The universal property of $u$ says precisely that this function is bijective. Surjectivity follows because every $x\in F(X)$ is equal to $F(f)(u)$ for at least one morphism $f:A\to X$. Injectivity follows because the morphism producing a given element $x$ is unique. Hence each component
\begin{align*}
\alpha_X:\operatorname{Hom}_{\mathcal C}(A,X)\to F(X)
\end{align*}
is a bijection.
We must still show that these bijections are compatible with morphisms in $\mathcal C$. Let $g:X\to Y$ be a morphism, and let $f:A\to X$ be a morphism. The naturality condition requires
\begin{align*}
F(g)\bigl(\alpha_X(f)\bigr)=\alpha_Y\bigl(H_A(g)(f)\bigr).
\end{align*}
Using the definition of $\alpha_X$, then functoriality of $F$, we compute
\begin{align*}
F(g)\bigl(\alpha_X(f)\bigr)
&=F(g)\bigl(F(f)(u)\bigr)\\
&=(F(g)\circ F(f))(u)\\
&=F(g\circ f)(u).
\end{align*}
On the other hand, by definition of the hom-functor $H_A$, we have $H_A(g)(f)=g\circ f$, and therefore
\begin{align*}
\alpha_Y\bigl(H_A(g)(f)\bigr)
&=\alpha_Y(g\circ f)\\
&=F(g\circ f)(u).
\end{align*}
The two expressions are equal, so the naturality square commutes for $g$. Since $g$ was arbitrary, $\alpha:H_A\Rightarrow F$ is a natural transformation. Since each $\alpha_X$ is a bijection, $\alpha$ is a natural isomorphism. Thus $F$ is representable.
[/guided]
[/step]
[step:Verify that the two constructions are inverse to each other]

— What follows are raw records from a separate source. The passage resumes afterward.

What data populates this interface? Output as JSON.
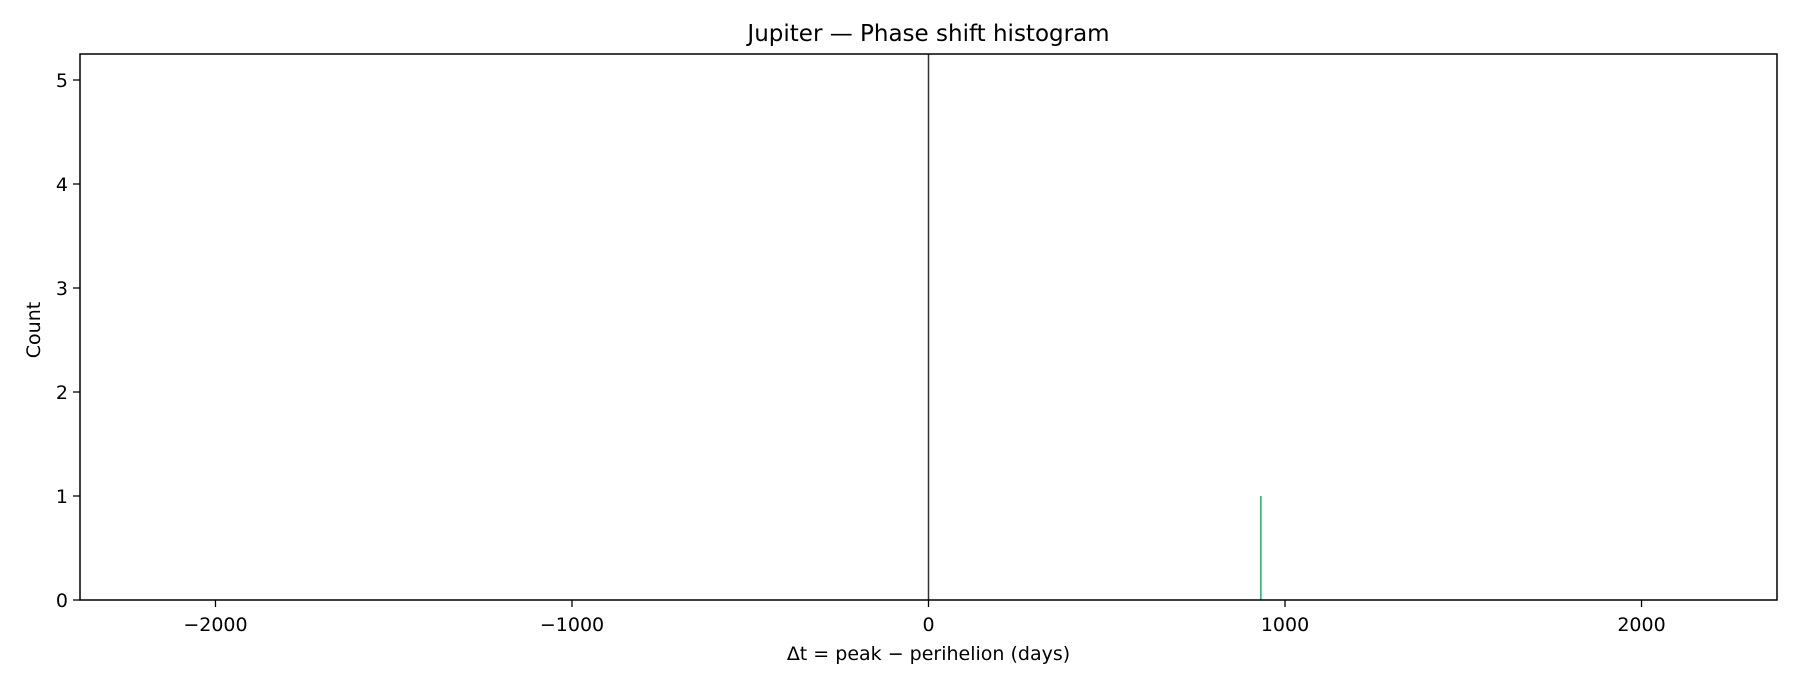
{
  "chart_data": {
    "type": "bar",
    "title": "Jupiter — Phase shift histogram",
    "xlabel": "Δt = peak − perihelion (days)",
    "ylabel": "Count",
    "xlim": [
      -2380,
      2380
    ],
    "ylim": [
      0,
      5.25
    ],
    "x_ticks": [
      -2000,
      -1000,
      0,
      1000,
      2000
    ],
    "x_tick_labels": [
      "−2000",
      "−1000",
      "0",
      "1000",
      "2000"
    ],
    "y_ticks": [
      0,
      1,
      2,
      3,
      4,
      5
    ],
    "y_tick_labels": [
      "0",
      "1",
      "2",
      "3",
      "4",
      "5"
    ],
    "bins": [
      {
        "x_start": 930,
        "x_end": 934,
        "count": 1
      }
    ],
    "bar_color": "#2bb673",
    "reference_line": {
      "x": 0,
      "color": "#333333"
    },
    "grid": false,
    "legend": "none"
  }
}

Starting with a natural isomorphism $\alpha:H_A\Rightarrow F$, the first construction gives $u=\alpha_A(\operatorname{id}_A)$. The second construction applied to this $u$ gives maps
\begin{align*}
\beta_X:\operatorname{Hom}_{\mathcal C}(A,X)&\to F(X)\\
f&\mapsto F(f)(u).
\end{align*}
From the computation in the first step, $\beta_X(f)=\alpha_X(f)$ for every object $X$ and every morphism $f:A\to X$. Hence $\beta=\alpha$.
Conversely, starting with a universal element $u\in F(A)$, the second construction gives $\alpha_X(f)=F(f)(u)$. The first construction then recovers
\begin{align*}
\alpha_A(\operatorname{id}_A)
&=F(\operatorname{id}_A)(u)\\
&=\operatorname{id}_{F(A)}(u)\\
&=u,
\end{align*}
where $F(\operatorname{id}_A)=\operatorname{id}_{F(A)}$ by functoriality. Thus the two constructions are inverse bijections between representations by $A$ and universal elements of $F$ with vertex $A$. Consequently, $F$ is representable if and only if it has a universal element.
[/step]